Yesterday I had my first attempt at using the Votapedia audience response system. For those that don’t know it, it’s a web-based thing that’s come out of CSIRO in Australia, and in the broadest of broad terms it gives a teacher (me) the facility to do a Who Wants to be a Millionaire? ask-the-audience question. Last year, I gave all my students cards (actually, bits of paper) with A, B, C, and D on them, so when I ask a question they can vote on it. I use this as part of formative assessment in each lecture – first so that I know whether my students have understood the point I was trying to make, and secondly so that the student knows whether they’ve grasped it or whether they need to do some work on it, and thirdly as a tool for allowing peer discussion.

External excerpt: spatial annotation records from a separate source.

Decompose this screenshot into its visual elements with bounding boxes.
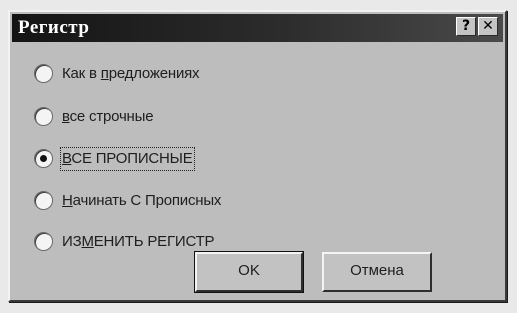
close-button[interactable]: ✕ — [478, 17, 498, 36]
radio-selected-dot — [40, 155, 47, 162]
close-icon: ✕ — [482, 18, 494, 34]
radio-sentence-case[interactable] — [34, 64, 53, 83]
help-button[interactable]: ? — [456, 17, 476, 36]
option-label-lowercase: все строчные — [62, 108, 154, 125]
radio-uppercase[interactable] — [34, 149, 53, 168]
dialog-title: Регистр — [18, 17, 90, 38]
cancel-button[interactable]: Отмена — [322, 252, 432, 292]
radio-toggle-case[interactable] — [34, 232, 53, 251]
question-mark-icon: ? — [461, 18, 471, 34]
title-bar[interactable]: Регистр ? ✕ — [12, 14, 503, 42]
option-label-title-case: Начинать С Прописных — [62, 192, 222, 209]
option-label-toggle-case: ИЗМЕНИТЬ РЕГИСТР — [62, 233, 215, 250]
ok-button[interactable]: OK — [194, 251, 304, 293]
case-dialog: Регистр ? ✕ Как в предложениях все строч… — [8, 10, 507, 302]
option-label-uppercase: ВСЕ ПРОПИСНЫЕ — [60, 147, 195, 171]
screen: Регистр ? ✕ Как в предложениях все строч… — [0, 0, 517, 313]
radio-lowercase[interactable] — [34, 107, 53, 126]
radio-title-case[interactable] — [34, 191, 53, 210]
option-label-sentence-case: Как в предложениях — [62, 65, 200, 82]
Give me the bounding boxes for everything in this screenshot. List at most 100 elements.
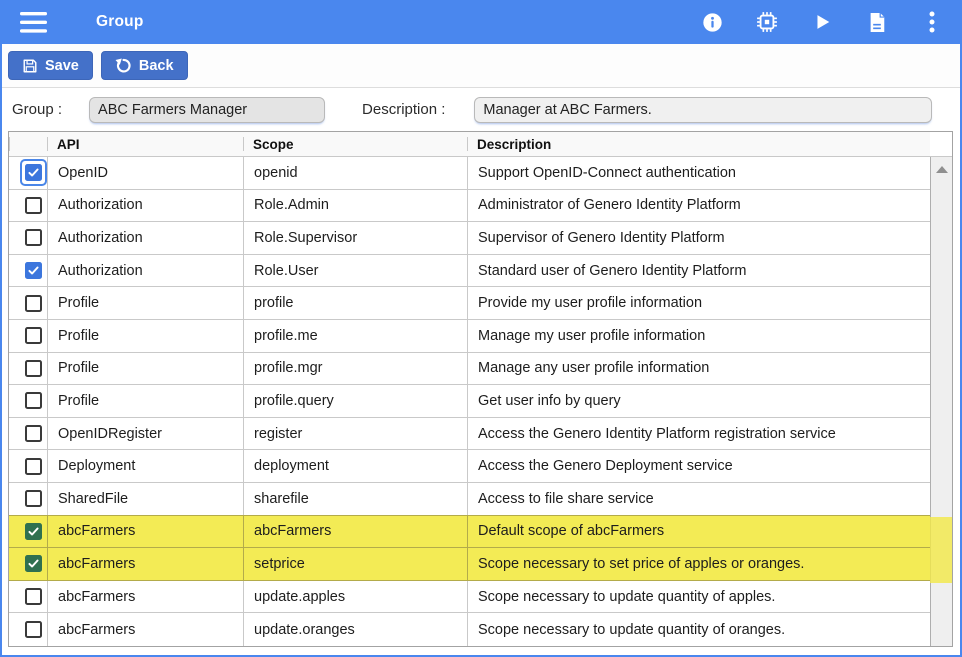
back-undo-icon <box>115 57 132 74</box>
page-title: Group <box>96 13 144 31</box>
scope-cell: profile.me <box>243 320 467 352</box>
table-row[interactable]: OpenIDopenidSupport OpenID-Connect authe… <box>9 157 952 190</box>
scope-cell: profile.query <box>243 385 467 417</box>
table-row[interactable]: Profileprofile.meManage my user profile … <box>9 320 952 353</box>
row-checkbox[interactable] <box>25 295 42 312</box>
description-cell: Default scope of abcFarmers <box>467 516 930 548</box>
checkbox-cell <box>9 516 47 548</box>
table-row[interactable]: DeploymentdeploymentAccess the Genero De… <box>9 450 952 483</box>
scope-cell: update.apples <box>243 581 467 613</box>
table-body: OpenIDopenidSupport OpenID-Connect authe… <box>9 157 952 646</box>
checkbox-cell <box>9 581 47 613</box>
description-cell: Administrator of Genero Identity Platfor… <box>467 190 930 222</box>
table-row[interactable]: abcFarmersupdate.applesScope necessary t… <box>9 581 952 614</box>
row-checkbox[interactable] <box>25 360 42 377</box>
row-checkbox[interactable] <box>25 164 42 181</box>
api-cell: Authorization <box>47 190 243 222</box>
table-row[interactable]: AuthorizationRole.SupervisorSupervisor o… <box>9 222 952 255</box>
column-header-description[interactable]: Description <box>467 132 930 156</box>
table-row[interactable]: abcFarmerssetpriceScope necessary to set… <box>9 548 952 581</box>
row-checkbox[interactable] <box>25 197 42 214</box>
description-cell: Support OpenID-Connect authentication <box>467 157 930 189</box>
row-checkbox[interactable] <box>25 621 42 638</box>
chip-icon[interactable] <box>755 10 779 34</box>
row-checkbox[interactable] <box>25 458 42 475</box>
table-row[interactable]: AuthorizationRole.UserStandard user of G… <box>9 255 952 288</box>
description-cell: Get user info by query <box>467 385 930 417</box>
description-cell: Access the Genero Deployment service <box>467 450 930 482</box>
row-checkbox[interactable] <box>25 588 42 605</box>
row-checkbox[interactable] <box>25 392 42 409</box>
table-row[interactable]: ProfileprofileProvide my user profile in… <box>9 287 952 320</box>
checkbox-cell <box>9 353 47 385</box>
scroll-up-icon[interactable] <box>936 166 948 173</box>
group-input[interactable] <box>89 97 325 123</box>
description-input[interactable] <box>474 97 932 123</box>
row-checkbox[interactable] <box>25 229 42 246</box>
scopes-table: API Scope Description OpenIDopenidSuppor… <box>8 131 953 647</box>
checkbox-cell <box>9 157 47 189</box>
description-cell: Standard user of Genero Identity Platfor… <box>467 255 930 287</box>
checkbox-cell <box>9 287 47 319</box>
column-header-scope[interactable]: Scope <box>243 132 467 156</box>
api-cell: Profile <box>47 287 243 319</box>
row-checkbox[interactable] <box>25 555 42 572</box>
table-row[interactable]: AuthorizationRole.AdminAdministrator of … <box>9 190 952 223</box>
description-label: Description : <box>362 101 445 118</box>
description-cell: Manage any user profile information <box>467 353 930 385</box>
checkbox-cell <box>9 255 47 287</box>
top-bar: Group <box>2 0 960 44</box>
scope-cell: setprice <box>243 548 467 580</box>
checkbox-cell <box>9 548 47 580</box>
row-checkbox[interactable] <box>25 327 42 344</box>
description-cell: Access to file share service <box>467 483 930 515</box>
column-header-checkbox <box>9 132 47 156</box>
document-icon[interactable] <box>865 10 889 34</box>
row-checkbox[interactable] <box>25 523 42 540</box>
description-cell: Scope necessary to update quantity of or… <box>467 613 930 646</box>
table-row[interactable]: OpenIDRegisterregisterAccess the Genero … <box>9 418 952 451</box>
save-button[interactable]: Save <box>8 51 93 80</box>
checkbox-cell <box>9 320 47 352</box>
scope-cell: profile <box>243 287 467 319</box>
app-window: Group <box>0 0 962 657</box>
row-checkbox[interactable] <box>25 262 42 279</box>
more-vertical-icon[interactable] <box>920 10 944 34</box>
table-row[interactable]: abcFarmersupdate.orangesScope necessary … <box>9 613 952 646</box>
table-row[interactable]: abcFarmersabcFarmersDefault scope of abc… <box>9 516 952 549</box>
checkbox-cell <box>9 450 47 482</box>
row-checkbox[interactable] <box>25 425 42 442</box>
column-header-api[interactable]: API <box>47 132 243 156</box>
save-floppy-icon <box>22 58 38 74</box>
table-row[interactable]: Profileprofile.queryGet user info by que… <box>9 385 952 418</box>
scope-cell: register <box>243 418 467 450</box>
checkbox-cell <box>9 385 47 417</box>
api-cell: abcFarmers <box>47 516 243 548</box>
api-cell: Authorization <box>47 255 243 287</box>
focus-ring <box>20 159 47 186</box>
run-icon[interactable] <box>810 10 834 34</box>
checkbox-cell <box>9 613 47 646</box>
checkbox-cell <box>9 418 47 450</box>
scope-cell: Role.User <box>243 255 467 287</box>
table-row[interactable]: Profileprofile.mgrManage any user profil… <box>9 353 952 386</box>
info-icon[interactable] <box>700 10 724 34</box>
back-button[interactable]: Back <box>101 51 188 80</box>
scope-cell: update.oranges <box>243 613 467 646</box>
scope-cell: Role.Supervisor <box>243 222 467 254</box>
table-row[interactable]: SharedFilesharefileAccess to file share … <box>9 483 952 516</box>
scope-cell: openid <box>243 157 467 189</box>
scope-cell: profile.mgr <box>243 353 467 385</box>
vertical-scrollbar[interactable] <box>930 157 952 646</box>
scope-cell: deployment <box>243 450 467 482</box>
scope-cell: sharefile <box>243 483 467 515</box>
menu-icon[interactable] <box>20 11 50 33</box>
api-cell: abcFarmers <box>47 581 243 613</box>
table-header: API Scope Description <box>9 132 952 157</box>
row-checkbox[interactable] <box>25 490 42 507</box>
api-cell: Profile <box>47 320 243 352</box>
description-cell: Supervisor of Genero Identity Platform <box>467 222 930 254</box>
scope-cell: abcFarmers <box>243 516 467 548</box>
save-button-label: Save <box>45 58 79 74</box>
api-cell: abcFarmers <box>47 548 243 580</box>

Ideally, I’d use audience clickers, (as in WWTBAM) but they haven’t yet made an appearance at Waikato, so Votapedia is a cheap imitation. Here, the user (me) sets up an account on Votapedia (www.urvoting.com) and enters his or her question into the system through the web. When ready, the question is ‘activated’, and the students get to see the question, possible responses, and phone numbers to ring to vote. The votes are tallyed automatically and displayed nicely on a bar graph.
Sounds easy? Well, here are my experinces. I’m not the only person to have blogged about this, e.g. see https://davidtjones.wordpress.com/category/ilecture/votapedia/ .
First, registering wasn’t totally straightforward, and I had to call in our IT people to advise, but got there in the end. Once I was a bona-fide user, setting up the questions was a piece-of-cake. However, in the lecture room yesterday morning it all got a bit muddled. First, the room happens to be in the basement of the world’s most ugly (now that the Tricorn centre in Portsmouth has been demolished) reinforced concrete building. About quarter of the class couldn’t get mobile phone reception. Then, it seemed that responses were very slow to come in. From someone voting, it was many, many seconds before the response was noted by the system. People were confused about whether their vote had got through (the call ‘drops’) and a voter hears a number not obtainable tone.
But, perhaps most significantly, only about a third the class actually voted, whereas with the A, B, C, D cards it was close to 100%. Of course, some of them couldn’t get reception, some of them might not have had the cellphone with them (what, students not have their phone glued to their hand?), and some might not have believed me when I said it wouldn’t cost them anything. Perhaps some just couldn’t be bothered – given that I had no real way of knowing whether they were voting or not. To get formative assessment to work properly, I need a decent chunk of the class to vote.
I’m going to give it another go, and then as a class we’ll make a decision on whether to stick at it or go back to the cards. From my point of view, if only a third of the class votes, for whatever reason, it won’t be worth the fuss.